Crescent is hardly a pure stock fund. On average, Romick invests roughly half of its assets in stocks. Because of that, not surprisingly, Crescent has been about 40% less volatile than the S&P.
In spite of his bleak big-picture outlook, Romick is investing more in stocks than he usually does. Romick tells me the fund is now 64% in stocks. But that's only because he owns few high-yield bonds -- in which he usually invests a sizable chunk of assets. Yields on junk bonds are unattractive, he says. Romick thinks of both junk bonds and stocks as "risk assets."
Indeed, Romick is shying away from bonds altogether. Bond yields, which move inversely to prices, have gone about as low as they're likely to go. Instead, he has about 30% of the fund in cash.

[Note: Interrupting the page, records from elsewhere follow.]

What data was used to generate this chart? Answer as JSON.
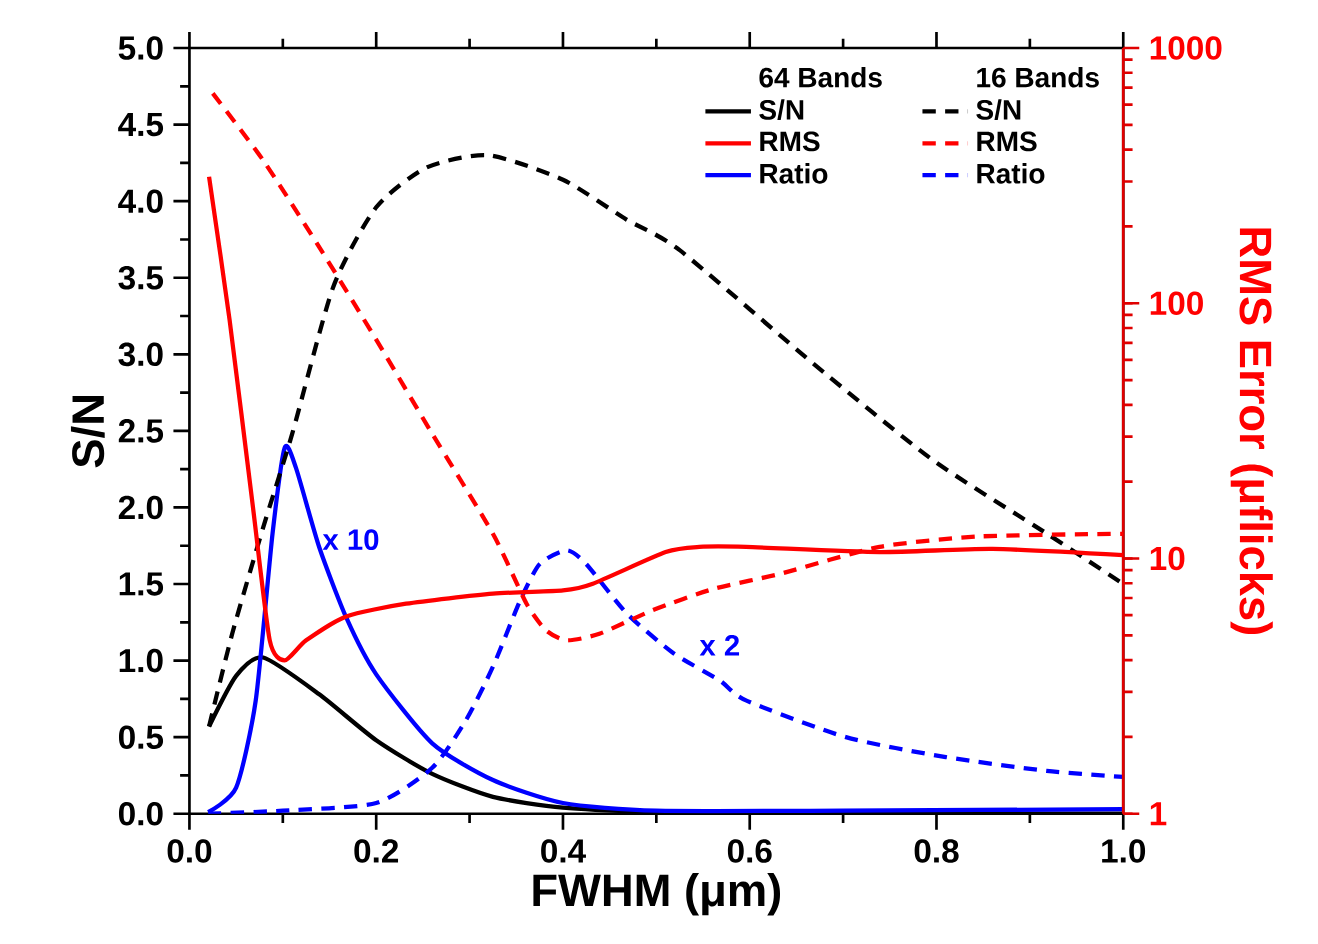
{
  "chart_data": {
    "type": "line",
    "xlabel": "FWHM (μm)",
    "ylabel": "S/N",
    "y2label": "RMS Error (μflicks)",
    "xlim": [
      0,
      1
    ],
    "xticks": [
      {
        "value": 0,
        "label": "0.0"
      },
      0.2,
      0.4,
      0.6,
      0.8,
      {
        "value": 1,
        "label": "1.0"
      }
    ],
    "ylim": [
      0,
      5
    ],
    "yticks": [
      {
        "value": 0,
        "label": "0.0"
      },
      0.5,
      {
        "value": 1,
        "label": "1.0"
      },
      1.5,
      {
        "value": 2,
        "label": "2.0"
      },
      2.5,
      {
        "value": 3,
        "label": "3.0"
      },
      3.5,
      {
        "value": 4,
        "label": "4.0"
      },
      4.5,
      {
        "value": 5,
        "label": "5.0"
      }
    ],
    "y2lim": [
      1,
      1000
    ],
    "y2ticks": [
      1,
      10,
      100,
      1000
    ],
    "log": "y2",
    "grid": false,
    "legend": "top right",
    "marker": "none",
    "annotations": [
      "64 Bands",
      "16 Bands",
      "x 10",
      "x 2"
    ],
    "series": [
      {
        "name": "S/N",
        "color": "#000000",
        "line_style": "solid",
        "x": [
          0.021,
          0.05,
          0.079,
          0.139,
          0.2,
          0.26,
          0.325,
          0.4,
          0.5,
          0.6,
          0.8,
          1.0
        ],
        "values": [
          0.57,
          0.9,
          1.02,
          0.78,
          0.48,
          0.26,
          0.11,
          0.04,
          0.01,
          0.0,
          0.0,
          0.0
        ]
      },
      {
        "name": "RMS",
        "color": "#ff0000",
        "line_style": "solid",
        "axis": "y2",
        "x": [
          0.021,
          0.043,
          0.068,
          0.086,
          0.102,
          0.125,
          0.168,
          0.232,
          0.325,
          0.4,
          0.432,
          0.51,
          0.546,
          0.596,
          0.739,
          0.86,
          1.0
        ],
        "values": [
          313,
          86,
          15.9,
          4.78,
          3.99,
          4.78,
          5.93,
          6.65,
          7.28,
          7.5,
          7.97,
          10.6,
          11.1,
          11.1,
          10.6,
          10.9,
          10.3
        ]
      },
      {
        "name": "Ratio",
        "color": "#0000ff",
        "line_style": "solid",
        "x": [
          0.02,
          0.05,
          0.071,
          0.089,
          0.102,
          0.114,
          0.139,
          0.168,
          0.2,
          0.26,
          0.325,
          0.4,
          0.5,
          0.7,
          1.0
        ],
        "values": [
          0.01,
          0.17,
          0.74,
          1.83,
          2.39,
          2.26,
          1.74,
          1.28,
          0.91,
          0.46,
          0.22,
          0.07,
          0.02,
          0.02,
          0.03
        ]
      },
      {
        "name": "S/N",
        "color": "#000000",
        "line_style": "dashed",
        "x": [
          0.021,
          0.046,
          0.079,
          0.11,
          0.154,
          0.2,
          0.254,
          0.32,
          0.4,
          0.468,
          0.525,
          0.668,
          0.796,
          0.918,
          1.0
        ],
        "values": [
          0.57,
          1.18,
          1.87,
          2.48,
          3.44,
          3.96,
          4.22,
          4.3,
          4.14,
          3.88,
          3.68,
          2.94,
          2.31,
          1.83,
          1.5
        ]
      },
      {
        "name": "RMS",
        "color": "#ff0000",
        "line_style": "dashed",
        "axis": "y2",
        "x": [
          0.025,
          0.079,
          0.139,
          0.2,
          0.26,
          0.325,
          0.361,
          0.382,
          0.404,
          0.439,
          0.496,
          0.561,
          0.632,
          0.739,
          0.846,
          1.0
        ],
        "values": [
          664,
          363,
          166,
          72,
          30.8,
          12.5,
          6.65,
          5.23,
          4.78,
          5.07,
          6.27,
          7.6,
          8.7,
          11.1,
          12.2,
          12.5
        ]
      },
      {
        "name": "Ratio",
        "color": "#0000ff",
        "line_style": "dashed",
        "x": [
          0.02,
          0.1,
          0.2,
          0.26,
          0.296,
          0.325,
          0.354,
          0.375,
          0.404,
          0.425,
          0.468,
          0.518,
          0.568,
          0.596,
          0.703,
          0.81,
          0.918,
          1.0
        ],
        "values": [
          0.0,
          0.02,
          0.07,
          0.3,
          0.61,
          0.96,
          1.39,
          1.63,
          1.72,
          1.63,
          1.31,
          1.05,
          0.87,
          0.74,
          0.5,
          0.37,
          0.28,
          0.24
        ]
      }
    ]
  }
}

One of Romick's many strengths is that he often finds unusual places to invest a little of Crescent's capital. He owns some whole mortgages; he actually hired a loan servicer to collect the payments. And he's invested in farmland through a non-publicly traded real estate investment trust.
Among his favorite stocks is Wal-Mart Stores (WMT). Wal-Mart's price-earnings ratio, based on the giant retailer's earnings over the past 12 months, is 14 -- lower than it has been in at least a decade. Even so, Romick is worried. Now that Wal-Mart is so big, it obviously can't grow as fast as it did in the past. Plus, corporate profit margins, in general, are far above their long-term averages. As companies hire more people, margins have to come down. Wal-Mart also has a lot of competition nowadays, from Dollar Tree (DLTR) and the like.
Another favorite, which Romick admits he bought too early, is Hewlett-Packard Co. (HPQ). "The company has made stupid investments," Romick says. New leadership, he believes, will bring better decisions. The stock is cheap, trading at just 8 times trailing earnings. Still, Romick concedes that it will be a while before the changes lead to improved financial results.
FPA Crescent is one of my favorite funds. Romick, 49, strikes me as smart and careful. The fund has $8.4 billion in assets and seven full-time analysts. The expense ratio is 1.18%.
Crescent won't keep up in a buoyant market. But it will keep you relatively safe in poor markets. If that doesn't appeal to you, your memory may be too short.
Steven T. Goldberg is an investment adviser in the Washington, D.C. area. One or two of his clients own both Hewlett Packard and Wal-Mart.